Der Ur-Rockschlager. Zu Peter Maffays „Es war Sommer“
20. September 2017 Hinterlasse einen Kommentar
Peter Maffay (Text: Gregor Rottschalk) Und es war Sommer Es war ein schöner Tag – der letzte im August. Die Sonne brannte so, als hätte sie’s gewusst Die Luft war flirrend heiß und um allein zu sein sagte ich den andern, ich hab’ heut keine Zeit Da traf ich sie und sah in ihre Augen und irgendwie hatt’ ich das Gefühl als winkte sie mir zu und schien zu sagen Komm setz dich zu mir Ich war 16 und sie 31 und über Liebe wußte ich nicht viel sie wußte alles und sie ließ mich spüren ich war kein Kind mehr Und es war Sommer Sie gab sich so, als sei ich überhaupt nicht da und um die Schultern trug sie nur ihr langes Haar Ich war verlegen und ich wußte nicht wohin mit meinem Blick, der wie gefesselt an ihr hing "Ich kann verstehen", hörte ich sie sagen "Nur weil du jung bist, tust du nicht, was du fühlst Doch bleib bei mir bis die Sonne rot wird Dann wirst du sehen" Wir gingen beide hinunter an den Strand und der Junge nahm schüchtern ihre Hand doch als ein Mann sah ich die Sonne aufgehn Und es war Sommer Es war Sommer. Es war Sommer das erste Mal im Leben Es war Sommer das allererste Mal und als Mann sah ich die Sonne aufgehn. Und es war Sommer. Es war Sommer das erste Mal im Leben Es war Sommer … [Peter Maffay: Und es war Sommer. Sony 1976.]
Bobby Goldsboro Summer (The First Time) It was a hot afternoon The last day of June And the sun was a demon The clouds were afraid One-ten in the shade And the pavement was steaming I told Billy Ray In his red Chevrolet I needed time for some thinking I was just walking by When I looked in her eye And I swore, it was winking She was 31 and I was 17 I knew nothing about love She knew everything But I sat down beside her On her front porch swing And wondered what the Coming night would bring The sun closed her eyes As it climbed in the sky And it started to swelter The sweat trickled down the Front of her gown And I thought it would melt her She threw back her hair Like I wasn't there And she sipped on a julep Her shoulders were bare And I tried not to stare When I looked at her two lips And when she looked at me I heard her softly say "I know you're young You don't know what to do or say But stay with me until The sun has gone away And I will chase the boy in you away" And then she smiled Then we talked for a while Then we walked for a mile to the sea We sat on the sand And a boy took her hand But I saw the sun rise as a man Ten years have gone by Since I looked in her eye But the memory lingers I go back in my mind To the very first time And feel the touch of her fingers It was a hot afternoon The last day of June And the sun was a demon The clouds were afraid One-ten in the shade And the pavement was steaming [Bobby Goldsboro: Summer (The First Time). United Artists 1973.]
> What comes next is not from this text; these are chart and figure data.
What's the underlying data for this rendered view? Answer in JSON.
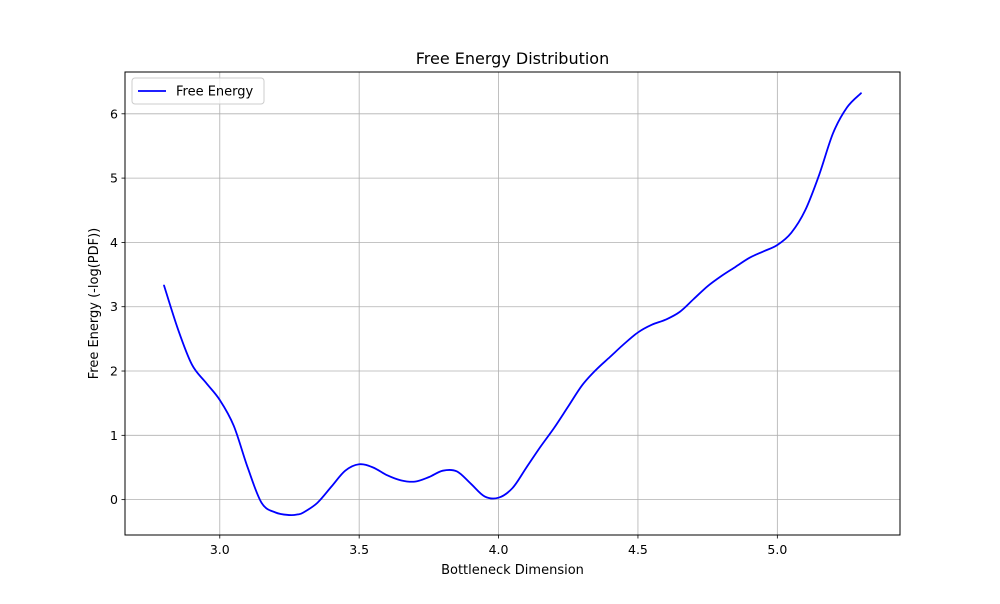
{
  "chart_data": {
    "type": "line",
    "title": "Free Energy Distribution",
    "xlabel": "Bottleneck Dimension",
    "ylabel": "Free Energy (-log(PDF))",
    "xlim": [
      2.66,
      5.44
    ],
    "ylim": [
      -0.55,
      6.65
    ],
    "xticks": [
      3.0,
      3.5,
      4.0,
      4.5,
      5.0
    ],
    "xtick_labels": [
      "3.0",
      "3.5",
      "4.0",
      "4.5",
      "5.0"
    ],
    "yticks": [
      0,
      1,
      2,
      3,
      4,
      5,
      6
    ],
    "ytick_labels": [
      "0",
      "1",
      "2",
      "3",
      "4",
      "5",
      "6"
    ],
    "grid": true,
    "legend_position": "top-left",
    "series": [
      {
        "name": "Free Energy",
        "color": "#0000ff",
        "x": [
          2.8,
          2.85,
          2.9,
          2.95,
          3.0,
          3.05,
          3.1,
          3.15,
          3.2,
          3.25,
          3.28,
          3.3,
          3.35,
          3.4,
          3.45,
          3.5,
          3.55,
          3.6,
          3.65,
          3.7,
          3.75,
          3.8,
          3.85,
          3.9,
          3.95,
          4.0,
          4.05,
          4.1,
          4.15,
          4.2,
          4.25,
          4.3,
          4.35,
          4.4,
          4.45,
          4.5,
          4.55,
          4.6,
          4.65,
          4.7,
          4.75,
          4.8,
          4.85,
          4.9,
          4.95,
          5.0,
          5.05,
          5.1,
          5.15,
          5.2,
          5.25,
          5.3
        ],
        "y": [
          3.33,
          2.65,
          2.1,
          1.82,
          1.55,
          1.15,
          0.5,
          -0.05,
          -0.2,
          -0.24,
          -0.23,
          -0.2,
          -0.05,
          0.2,
          0.45,
          0.55,
          0.5,
          0.38,
          0.3,
          0.28,
          0.35,
          0.45,
          0.44,
          0.25,
          0.05,
          0.03,
          0.18,
          0.5,
          0.82,
          1.12,
          1.45,
          1.78,
          2.02,
          2.22,
          2.42,
          2.6,
          2.72,
          2.8,
          2.92,
          3.12,
          3.32,
          3.48,
          3.62,
          3.76,
          3.86,
          3.96,
          4.15,
          4.5,
          5.05,
          5.7,
          6.1,
          6.32
        ]
      }
    ]
  }
}
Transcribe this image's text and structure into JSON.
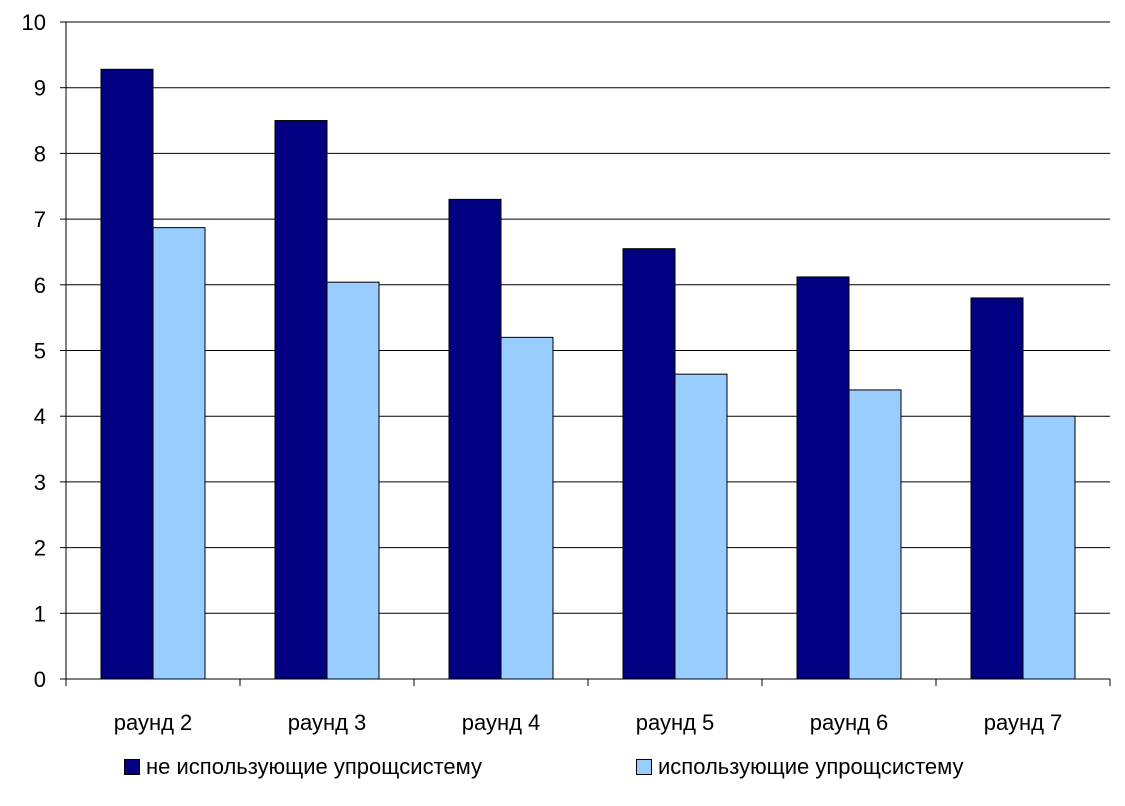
{
  "chart_data": {
    "type": "bar",
    "categories": [
      "раунд 2",
      "раунд 3",
      "раунд 4",
      "раунд 5",
      "раунд 6",
      "раунд 7"
    ],
    "series": [
      {
        "name": "не использующие упрощсистему",
        "values": [
          9.28,
          8.5,
          7.3,
          6.55,
          6.12,
          5.8
        ],
        "color": "#000080"
      },
      {
        "name": "использующие упрощсистему",
        "values": [
          6.87,
          6.04,
          5.2,
          4.64,
          4.4,
          4.0
        ],
        "color": "#99CCFF"
      }
    ],
    "ylim": [
      0,
      10
    ],
    "yticks": [
      "0",
      "1",
      "2",
      "3",
      "4",
      "5",
      "6",
      "7",
      "8",
      "9",
      "10"
    ],
    "grid": true,
    "legend_position": "bottom",
    "title": "",
    "xlabel": "",
    "ylabel": ""
  }
}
Seit Peter Maffay auch außerhalb des Segments der klassischen Schlager-Hörer erfolgreich ist, wird die Frage gestellt, was so viele Menschen an ihm und seiner Musik mögen. Ebenso interessant erscheint aber auch die Frage, warum so viele Menschen Maffay, nein, nicht hassen, sondern lächerlich finden. Seine geringe Körpergröße und sein leicht parodierbarer Akzent begünstigen dabei sicher eine Vielzahl von Parodien (zu den berühmtesten gehört die von Jürgen von der Lippe, zu nennen wäre außerdem Anke Engelkes und Ingolf Lücks Wochenshow-Sketch, in dem Engelke als Moderatorin Ricky unablässig daran scheitert, Formulierungen, in denen es um Größe geht, zu vermeiden). Aber vielleicht gibt es darüber hinaus noch Gründe, die in der Ästhetik seines Schaffens liegen. Maffay ist der Godfather of Schlagerrock respektive Rockschlager, wie ihn heute Silbermond, Revolverheld u. v. a. erfolgreich spielen: Er begann seine Karriere als Schlagersänger (in diese Zeit fällt auch noch die Veröffentlichung von Und es war Sommer im Jahr 1976). 1979 erschien dann das Album Steppenwolf, benannt nach einer Rockband, die sich wiederum nach dem Roman von Hermann Hesse benannt hatte. Dass Steppenwolf ihren großen Hit Born to be wild bereits elf Jahre vorher hatten, sagt ebenso viel über Maffays Verständnis von Rock wie seine Lederjacken, Cowboystiefel und Motorräder: Für ihn ist Rock kein moderner Mythos (Roland Barthes), zu dem konstitutiv Rebellion, Subversion und Normbruch gehören und dessen Protagonisten sich deshalb ständig neuer Mittel bedienen müssen – 1978 lösten sich die Sex Pistols als eine der prominentesten und modisch prägendsten Bands des Punk als damals neuester Manifestation des Mythos Rock’n’Roll bereits wieder auf und postulierte die Anarcho-Punkband Crass Punk Is Dead; ein Jahr später veröffentlichte Peter Maffay sein erstes Rock-Album, dessen Titeltrack sich am klassischen Rock’n’Roll der 1950er Jahre orientiert.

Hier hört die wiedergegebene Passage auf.